I’m a PMI member and certified PMP myself, and I believe the PMBOK framework works just fine with Agile practices. The latest version of the PMBOK has even made quite a few changes which move “standard practice” closer to what I would call Agile.
What follows is my opinion only
I believe the PMBOK is a framework: it says that the things a project manager needs to consider are integration, scope, schedule, risk, stakeholders, quality, communications, procurement, and things like that. It says that any project management practice needs to fulfil all nine of these knowledge areas to be complete.
Agile is a set of practices built on underlying beliefs and values. The practices are about how to address the integration, scope, schedule, etc, of a project and how to initiate, plan, execute, control and close a project (and how to realise benefits).
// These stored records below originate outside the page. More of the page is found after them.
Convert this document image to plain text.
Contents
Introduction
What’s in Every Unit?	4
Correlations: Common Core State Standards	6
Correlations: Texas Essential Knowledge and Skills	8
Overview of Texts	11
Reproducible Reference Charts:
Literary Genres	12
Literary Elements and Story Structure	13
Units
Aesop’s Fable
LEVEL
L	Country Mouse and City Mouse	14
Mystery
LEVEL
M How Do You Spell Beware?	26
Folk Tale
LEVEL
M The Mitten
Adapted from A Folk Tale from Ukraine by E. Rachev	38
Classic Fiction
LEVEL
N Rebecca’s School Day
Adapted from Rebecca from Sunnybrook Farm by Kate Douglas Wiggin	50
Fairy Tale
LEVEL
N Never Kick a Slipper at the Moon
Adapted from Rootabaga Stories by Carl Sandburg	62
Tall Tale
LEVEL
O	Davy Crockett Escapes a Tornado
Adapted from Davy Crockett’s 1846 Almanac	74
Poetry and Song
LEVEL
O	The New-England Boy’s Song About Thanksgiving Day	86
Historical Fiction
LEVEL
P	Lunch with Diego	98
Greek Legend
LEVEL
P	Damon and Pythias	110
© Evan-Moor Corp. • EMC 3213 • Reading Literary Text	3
And Agile, when it’s done fully, quite neatly fulfils all of the PMBOK’s knowledge areas… even procurement!
The biggest difference between the two, at least in this humble practitioner’s opinion, is that Agile explicitly states and actually asserts its underlying principles and values in the form of the Agile Manifesto, while PMI restrains itself to talking only about the framework and processes and shies away from talking about the underlying set of values and beliefs that created them. The closest PMI gets to talking about values is in the Code of Ethics, and that’s not quite the same thing (it’s about professional behaviour).
My actual presentation was at a less lofty and more practical level, however, and it’s here:
I was asked a number of excellent questions after the talk and I am looking forward to more interplay between PMI members and APN members and other Agile practitioners.